America and World War I
A Traveler’s Guide
By Mark D. Van Ells. 432 pages.
Interlink Books, 2014. $22.
THE CENTENNIAL OF THE OUTBREAK of World War I in Europe in 1914 has generated an uptick in battlefield tourism to places like the Somme, Verdun, and Ypres. The centennial of American intervention in 1917 may be expected to incite a similar increase in tourists from the United States going to visit places like Belleau Wood and the Meuse–Argonne. The publication of a travel guide to American World War I battlefields is therefore timely. America and World War I: A Traveler’s Guide will probably be only the first of many such works.
The American experience of World War I began in the United States when training camps sprouted up across the country to process, organize, and train thousands of volunteers and draftees. Van Ells, after introductory chapters on the road to war and General John J. Pershing, appropriately devotes a chapter to these camps, along with specialized sites, such as camps for chemical weapons and medical training. GPS coordinates and descriptive narratives are helpfully provided for all the important camps (as they are for major American airfields in France). Van Ells then discusses at length—perhaps excessively—ports of embarkation, the war at sea, and the doughboys’ arrival in Europe before proceeding to battle sites.

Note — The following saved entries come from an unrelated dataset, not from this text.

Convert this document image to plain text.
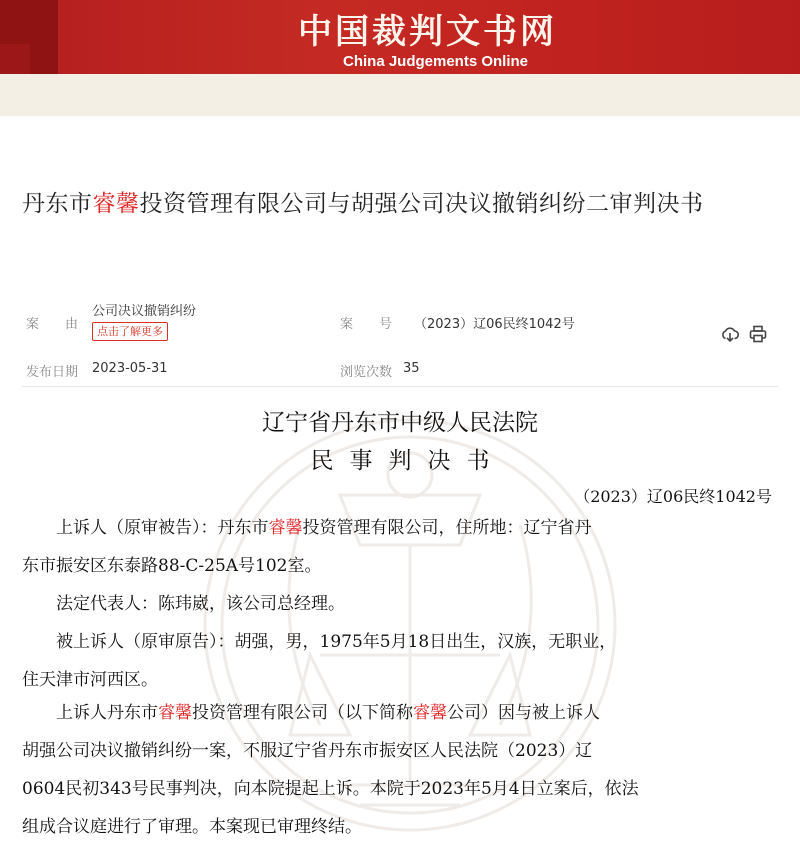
中国裁判文书网
China Judgements Online
丹东市睿馨投资管理有限公司与胡强公司决议撤销纠纷二审判决书
案　　由
公司决议撤销纠纷
点击了解更多	案　　号 （2023）辽06民终1042号
发布日期 2023-05-31	浏览次数 35
辽宁省丹东市中级人民法院
民事判决书
（2023）辽06民终1042号
　　上诉人（原审被告）：丹东市睿馨投资管理有限公司，住所地：辽宁省丹
东市振安区东泰路88-C-25A号102室。
　　法定代表人：陈玮崴，该公司总经理。
　　被上诉人（原审原告）：胡强，男，1975年5月18日出生，汉族，无职业，
住天津市河西区。
　　上诉人丹东市睿馨投资管理有限公司（以下简称睿馨公司）因与被上诉人
胡强公司决议撤销纠纷一案，不服辽宁省丹东市振安区人民法院（2023）辽
0604民初343号民事判决，向本院提起上诉。本院于2023年5月4日立案后，依法
组成合议庭进行了审理。本案现已审理终结。
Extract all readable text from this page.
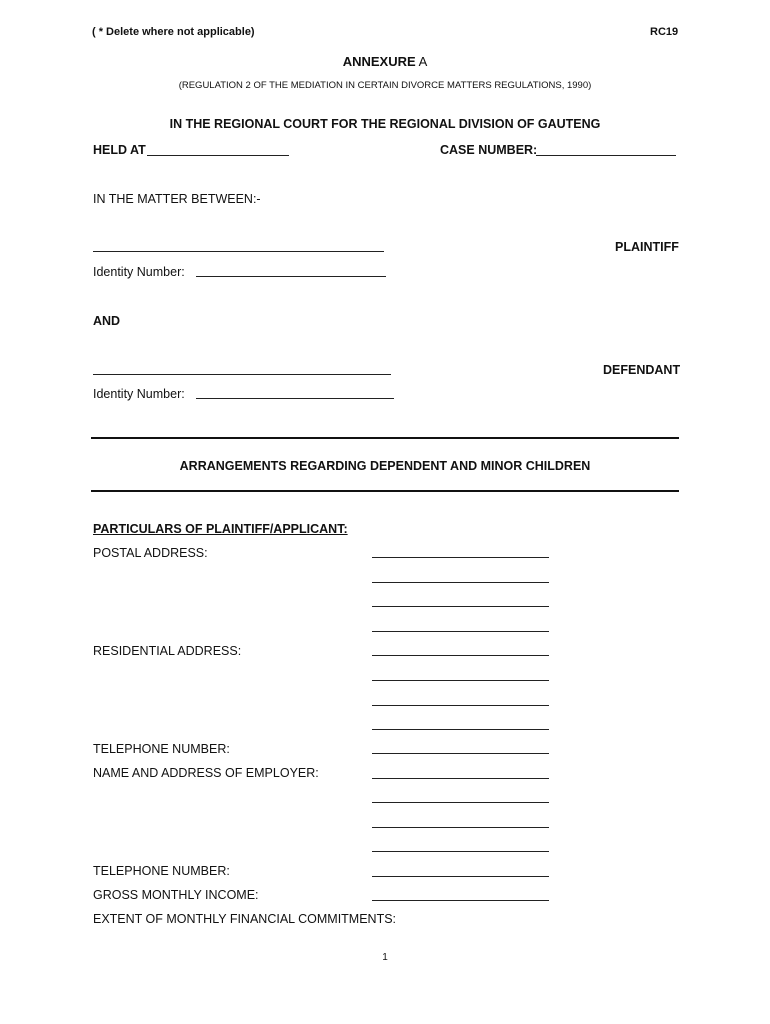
( * Delete where not applicable)	RC19
ANNEXURE A
(REGULATION 2 OF THE MEDIATION IN CERTAIN DIVORCE MATTERS REGULATIONS, 1990)
IN THE REGIONAL COURT FOR THE REGIONAL DIVISION OF GAUTENG
HELD AT	CASE NUMBER:
IN THE MATTER BETWEEN:-
PLAINTIFF
Identity Number:
AND
DEFENDANT
Identity Number:
ARRANGEMENTS REGARDING DEPENDENT AND MINOR CHILDREN
PARTICULARS OF PLAINTIFF/APPLICANT:
POSTAL ADDRESS:
RESIDENTIAL ADDRESS:
TELEPHONE NUMBER:
NAME AND ADDRESS OF EMPLOYER:
TELEPHONE NUMBER:
GROSS MONTHLY INCOME:
EXTENT OF MONTHLY FINANCIAL COMMITMENTS:
1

The guide covers significant skirmishes, among them Bathelémont and Seicheprey, as well as larger affairs, such as Belleau Wood and Saint Mihiel. Van Ells’s narratives of these events are extensive if not always thorough. Typically, he outlines campaign strategy to provide context and then zeroes in on combat engagements, chronicling their progress and outcome before describing how the battlegrounds look today. Van Ells is not always accurate—he mistakenly presents, for example, the German attack on Château-Thierry at the end of May 1918 as part of a thrust toward Paris and mischaracterizes some tactical deployments in Belleau Wood—but on the whole his narrative is reliable. He deserves credit for steering clear of the legends and propaganda that still infect many modern accounts.

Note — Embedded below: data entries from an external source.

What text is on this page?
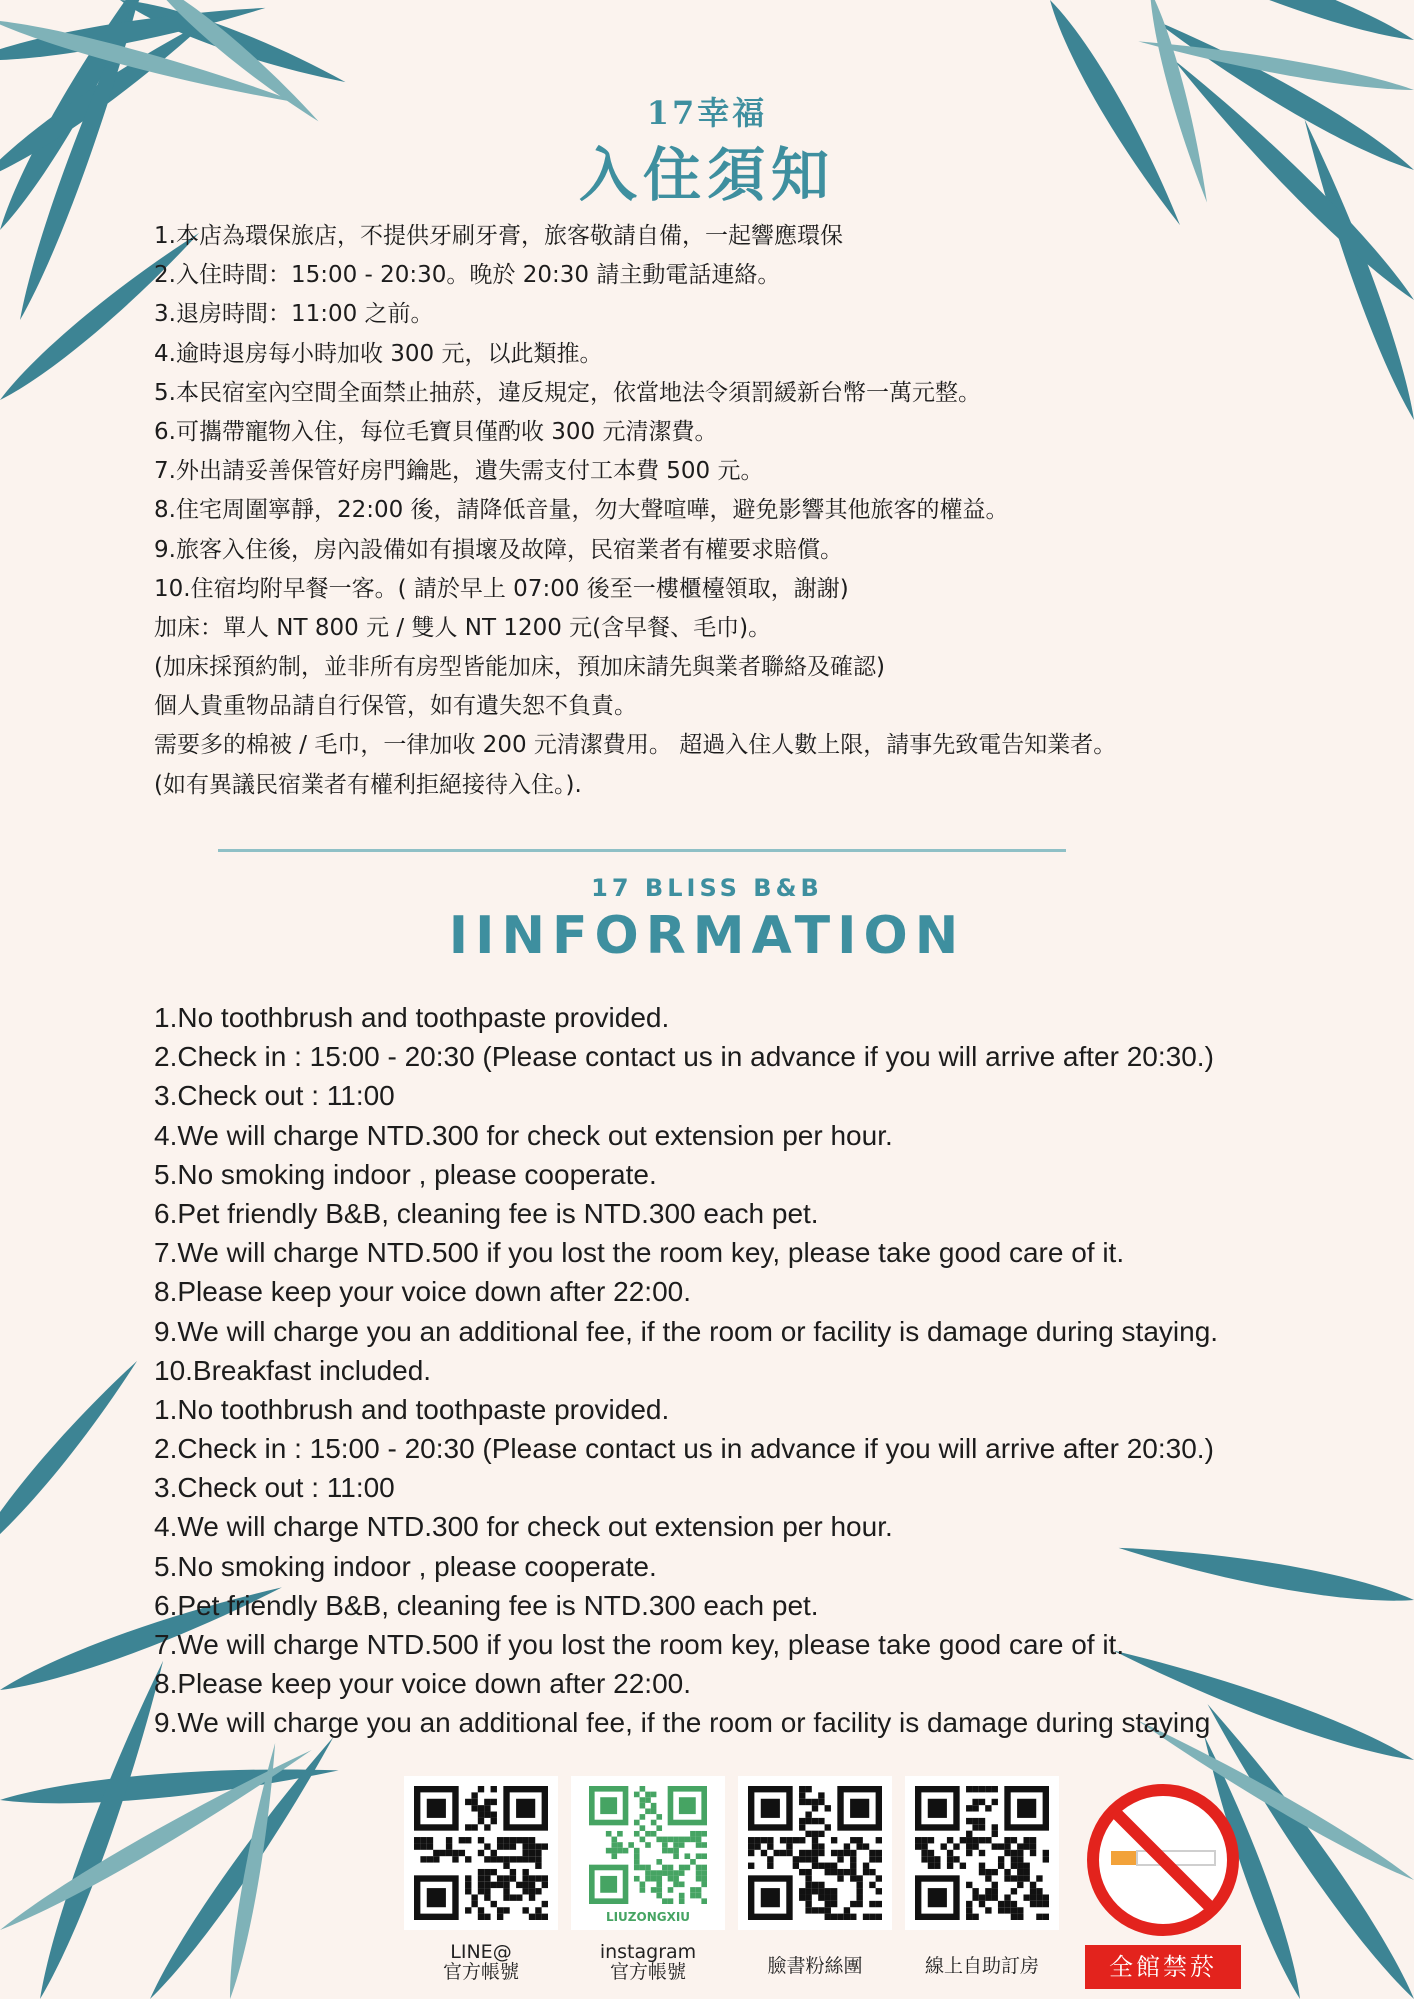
17幸福
入住須知
1.本店為環保旅店，不提供牙刷牙膏，旅客敬請自備，一起響應環保
2.入住時間：15:00 - 20:30。晚於 20:30 請主動電話連絡。
3.退房時間：11:00 之前。
4.逾時退房每小時加收 300 元，以此類推。
5.本民宿室內空間全面禁止抽菸，違反規定，依當地法令須罰緩新台幣一萬元整。
6.可攜帶寵物入住，每位毛寶貝僅酌收 300 元清潔費。
7.外出請妥善保管好房門鑰匙，遺失需支付工本費 500 元。
8.住宅周圍寧靜，22:00 後，請降低音量，勿大聲喧嘩，避免影響其他旅客的權益。
9.旅客入住後，房內設備如有損壞及故障，民宿業者有權要求賠償。
10.住宿均附早餐一客。( 請於早上 07:00 後至一樓櫃檯領取，謝謝)
加床：單人 NT 800 元 / 雙人 NT 1200 元(含早餐、毛巾)。
(加床採預約制，並非所有房型皆能加床，預加床請先與業者聯絡及確認)
個人貴重物品請自行保管，如有遺失恕不負責。
需要多的棉被 / 毛巾，一律加收 200 元清潔費用。 超過入住人數上限，請事先致電告知業者。
(如有異議民宿業者有權利拒絕接待入住。).
17 BLISS B&B
IINFORMATION
1.No toothbrush and toothpaste provided.
2.Check in : 15:00 - 20:30 (Please contact us in advance if you will arrive after 20:30.)
3.Check out : 11:00
4.We will charge NTD.300 for check out extension per hour.
5.No smoking indoor , please cooperate.
6.Pet friendly B&B, cleaning fee is NTD.300 each pet.
7.We will charge NTD.500 if you lost the room key, please take good care of it.
8.Please keep your voice down after 22:00.
9.We will charge you an additional fee, if the room or facility is damage during staying.
10.Breakfast included.
1.No toothbrush and toothpaste provided.
2.Check in : 15:00 - 20:30 (Please contact us in advance if you will arrive after 20:30.)
3.Check out : 11:00
4.We will charge NTD.300 for check out extension per hour.
5.No smoking indoor , please cooperate.
6.Pet friendly B&B, cleaning fee is NTD.300 each pet.
7.We will charge NTD.500 if you lost the room key, please take good care of it.
8.Please keep your voice down after 22:00.
9.We will charge you an additional fee, if the room or facility is damage during staying
LINE@
官方帳號
LIUZONGXIU
instagram
官方帳號	臉書粉絲團	線上自助訂房	全館禁菸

Unfortunately, the guide has some significant weaknesses. Van Ells rightfully devotes a chapter to sites where units of the African American 92nd and 93rd Divisions saw combat, but the space given to other chapters, for example, the one on the war behind the lines, would have been better used to cover more important events. Compressing the events of May to August 1918 into a single chapter, he largely neglects the assault of the U.S. 1st and 2nd Divisions south of Soissons on July 18–21, 1918, which was significant in the Second Battle of the Marne. Moreover, Van Ells’s summaries of Saint Mihiel and the Meuse-Argonne read well but seem ill calibrated for use by travelers. Worst is the paucity of detailed maps essential for any travel guide. The small (some only quarter-page) black-and-white reproductions of maps from American Armies and Battlefields in Europe (1937) that constitute the guide’s only maps are inadequate. While useful, therefore, this work should not be the final word on battlefield guides to American participation in World War I.
Edward G. Lengel is director of the University of Virginia’s Papers of George Washington project. His most recent book is Thunder and Flames: Americans in the Crucible of Combat, 1917–1918 (March 2015).